I'm glad use ask before you try. Because installing operating systems and editing partitions on hard disk drives, HDD, and other 'mass storage devices' or drives is risky. Usually things are going the right way, but there are too many failures that result in loss of data.

So either install into a new HDD or backup your data to an external drive or to a cloud service before you go ahead.

If you want to install Ubuntu, you need to create space for it. You have to shrink an existing partition, and create two new partitions, one for the root file system '/' and one for 'swapping'. Do that when you have booted your computer from a live CD/DVD/USB drive (with Ubuntu and the partitioning tool Gparted.

You need at least 8 GB for the root partition, but I would recommend at least 20 GB. And you need at least the same size in GiBibytes as the RAM if you want to hibernate.

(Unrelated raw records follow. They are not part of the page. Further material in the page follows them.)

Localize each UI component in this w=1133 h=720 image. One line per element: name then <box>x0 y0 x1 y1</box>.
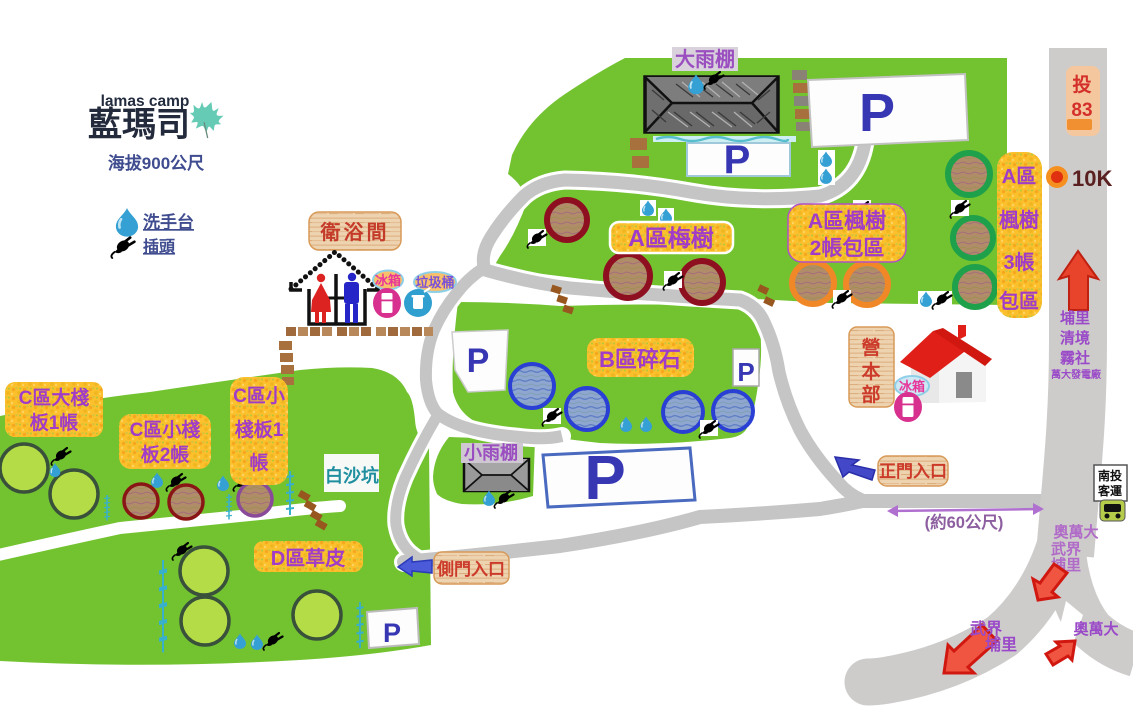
svg-text:板2帳: 板2帳 <box>141 443 190 466</box>
svg-text:A區楓樹: A區楓樹 <box>808 209 886 233</box>
svg-text:正門入口: 正門入口 <box>879 462 947 481</box>
svg-text:部: 部 <box>861 383 880 406</box>
svg-text:本: 本 <box>861 360 880 383</box>
svg-text:B區碎石: B區碎石 <box>599 347 681 372</box>
svg-text:垃圾桶: 垃圾桶 <box>415 275 454 290</box>
svg-text:南投: 南投 <box>1098 468 1122 483</box>
svg-text:A區梅樹: A區梅樹 <box>628 225 714 251</box>
svg-text:P: P <box>383 618 401 648</box>
svg-text:埔里: 埔里 <box>1060 309 1090 327</box>
svg-text:奧萬大: 奧萬大 <box>1073 620 1118 638</box>
svg-text:包區: 包區 <box>999 289 1039 313</box>
svg-text:P: P <box>724 138 751 182</box>
svg-text:洗手台: 洗手台 <box>143 212 194 232</box>
svg-text:營: 營 <box>861 336 880 359</box>
svg-text:客運: 客運 <box>1097 483 1122 498</box>
svg-text:C區小: C區小 <box>233 385 285 407</box>
svg-text:冰箱: 冰箱 <box>899 379 925 394</box>
svg-text:棧板1: 棧板1 <box>235 418 284 441</box>
svg-text:P: P <box>467 342 490 380</box>
svg-text:大雨棚: 大雨棚 <box>675 47 735 71</box>
svg-text:D區草皮: D區草皮 <box>271 546 345 570</box>
svg-text:P: P <box>859 83 895 143</box>
svg-text:投: 投 <box>1072 73 1091 96</box>
svg-text:小雨棚: 小雨棚 <box>464 442 518 463</box>
svg-text:衛浴間: 衛浴間 <box>320 220 390 244</box>
svg-text:奧萬大: 奧萬大 <box>1053 523 1098 541</box>
svg-text:武界: 武界 <box>1051 540 1081 558</box>
svg-text:萬大發電廠: 萬大發電廠 <box>1051 368 1102 381</box>
svg-text:P: P <box>584 444 625 513</box>
svg-text:83: 83 <box>1071 100 1092 121</box>
svg-text:板1帳: 板1帳 <box>30 411 79 434</box>
svg-text:3帳: 3帳 <box>1003 250 1034 274</box>
svg-text:帳: 帳 <box>249 451 268 474</box>
svg-text:清境: 清境 <box>1060 329 1090 347</box>
svg-text:10K: 10K <box>1072 166 1112 191</box>
svg-text:冰箱: 冰箱 <box>375 273 401 288</box>
svg-text:C區大棧: C區大棧 <box>19 386 90 409</box>
svg-text:2帳包區: 2帳包區 <box>810 236 885 260</box>
svg-text:楓樹: 楓樹 <box>999 208 1039 232</box>
svg-text:藍瑪司: 藍瑪司 <box>88 106 190 144</box>
svg-text:C區小棧: C區小棧 <box>130 418 201 441</box>
svg-text:插頭: 插頭 <box>143 237 176 256</box>
svg-text:側門入口: 側門入口 <box>436 559 505 579</box>
svg-text:霧社: 霧社 <box>1060 349 1090 367</box>
svg-text:埔里: 埔里 <box>985 635 1017 654</box>
svg-text:海拔900公尺: 海拔900公尺 <box>108 153 204 173</box>
svg-text:P: P <box>737 357 754 387</box>
svg-text:武界: 武界 <box>970 619 1002 638</box>
svg-text:(約60公尺): (約60公尺) <box>925 512 1004 532</box>
svg-text:白沙坑: 白沙坑 <box>325 465 379 486</box>
svg-text:A區: A區 <box>1002 166 1036 188</box>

Otherwise you can have less, maybe 1 Gibibyte even in a new computer with a lot of RAM.

ajgreeny
December 17th, 2013, 08:41 PM
I assume your second hard disk is formatted as ntfs, which is fine for data if running Ubuntu, but not for the OS itself.

You will need to make another partition on the disk for the Ubuntu OS root partition; I would recommend 20GB as does sudodus, and format it as ext4, but you can leave the formatting until installation.

If you have all your data in the ntfs partition on this same disk as Ubuntu you could make soft links from the ntfs partition to folders in your ubuntu home, so that everything would show automatically as if it was actually in your home. That requires that the ntfs partition is automounted at boot by editing /etc/fstab in ubuntu, and this could possibly be complicated slightly if you have similar data files spread across more than one partition and/or physical disk, so tell us more detail and we can give you more idea of what is possible.